At that same time (late 90's), we were already deploying full-color Palm Pilots with wifi, and eagerly waiting for the integrated phone models whi were projected to be released about 2000.
I was using a Treo with a touch screen before iPhones existed, and I was a late adopter in about 2003 because I don't do early versions, I wanted CDMA, and didn't want the Palm-like flip cover thing. The Treo was kind of the first bar-type smart phone, just rounded. I used to watch movies on that thing on flights. I kept multiple SD cards so I could swap them out (they ejected from the top, no opening the case, no power cycle).
I (well, my deployment team) had deployed thousands of Palm Pilots with wifi access, and then Treos, which synced to a desktop app, in the early 2000s, probably 5 years before iPhone existed.
It could send/receive emails, SMS, calendar, load all sorts of apps from simple games like checkers to Monopoly. It did GPS and mapping with a third party SD card.
It had a third party office app that is now available on Android. I used a shopping app that could sync to an account online. It could browse the web (though the web browsing was pretty awful at the time). It could send data wirelessly to people nearby using infrared.
It had a camera (a shitty one) that could also do video. It used a data connection with the cell provider. It had Bluetooth, and could send Palm apps to other devices with it.
There were versions that had Windows Mobile on them, they were pretty good.
I moved to Android from Treo in 2009.
Smartphones weren't a new idea, Palm had been on it since the mid 90's, just waiting for the phone tech to be small enough to pack into a Palm Pilot.
Apple never leads, despite what their PR is so good at promulgating.
What they are excellent at is watching the market and timing their entry perfectly, with a product people want, giving the impression that they lead the market.

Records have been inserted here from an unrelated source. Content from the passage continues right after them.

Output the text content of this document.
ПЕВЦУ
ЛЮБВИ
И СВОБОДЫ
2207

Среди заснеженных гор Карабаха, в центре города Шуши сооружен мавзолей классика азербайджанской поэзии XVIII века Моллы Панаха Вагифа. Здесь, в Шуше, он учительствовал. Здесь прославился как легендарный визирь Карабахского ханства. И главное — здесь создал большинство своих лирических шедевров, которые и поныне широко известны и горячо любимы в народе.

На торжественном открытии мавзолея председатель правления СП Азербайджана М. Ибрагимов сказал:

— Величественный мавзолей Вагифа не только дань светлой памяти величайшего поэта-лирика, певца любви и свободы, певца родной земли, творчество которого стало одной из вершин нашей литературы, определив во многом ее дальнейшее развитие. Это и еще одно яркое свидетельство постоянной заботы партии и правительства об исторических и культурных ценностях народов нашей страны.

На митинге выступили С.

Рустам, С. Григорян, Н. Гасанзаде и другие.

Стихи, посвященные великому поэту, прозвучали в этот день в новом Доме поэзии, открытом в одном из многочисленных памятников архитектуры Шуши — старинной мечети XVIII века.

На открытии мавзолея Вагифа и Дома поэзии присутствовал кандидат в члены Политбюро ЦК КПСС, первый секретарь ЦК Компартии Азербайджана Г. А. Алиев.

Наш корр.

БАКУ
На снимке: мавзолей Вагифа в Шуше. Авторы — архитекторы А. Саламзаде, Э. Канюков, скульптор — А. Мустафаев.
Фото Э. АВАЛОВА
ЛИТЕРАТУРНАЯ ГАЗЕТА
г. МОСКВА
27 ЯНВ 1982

And I don't say this as a criticism, what they do is brilliant, and the products they release are usually good at what they're intended to do.
I really like their design at times. The iPhone, from a physicality stand point, is brilliantly balanced, shaped, sized. Unfortunately iOS just doesn't meet my personal needs.
Apple shipped the Newton in 1993. Well before Palm. And long, long, before shipping the Newton they were talking about hand held computers. The idea that they copied Palm is ridiculous.
Like Palm, the Newton wasn't good enough to achieve widespread market adoption (and Apple recognised that - killing it in 1998).
Sure - iPhone wasn't the first pocket computer and it was a very obvious invention that companies all over the world had failed to pull off for decades. I think Microsoft was the closest - their Pocket PC that was pretty good and they had a massive decade long version almost rebuilt from scratch about to ship when the iPhone came out... But Apple beat them to it and Google followed close behind - reportedly Google's early hardware partners were planning to ship Windows on those devices but Microsoft lost out on the contract negotiations, Satya Nadela said they were just too slow - their hardware partners want to wait for them.
Apple was first to ship a good pocket computer. That was real innovation. Real innovators are the ones that get it right, and being first (to get it right) matters because once it's done once everyone else can just copy your idea instead of wasting time developing and testing dead end solutions to hard problems. The early Android devices for example, looked more like the old Pocket PC or a Blackberry. They probably weren't good enough to be successful. They quickly copied ideas like the software keyboard from Apple, and quickly adopted Apple's open source technology like the WebKit rendering engine.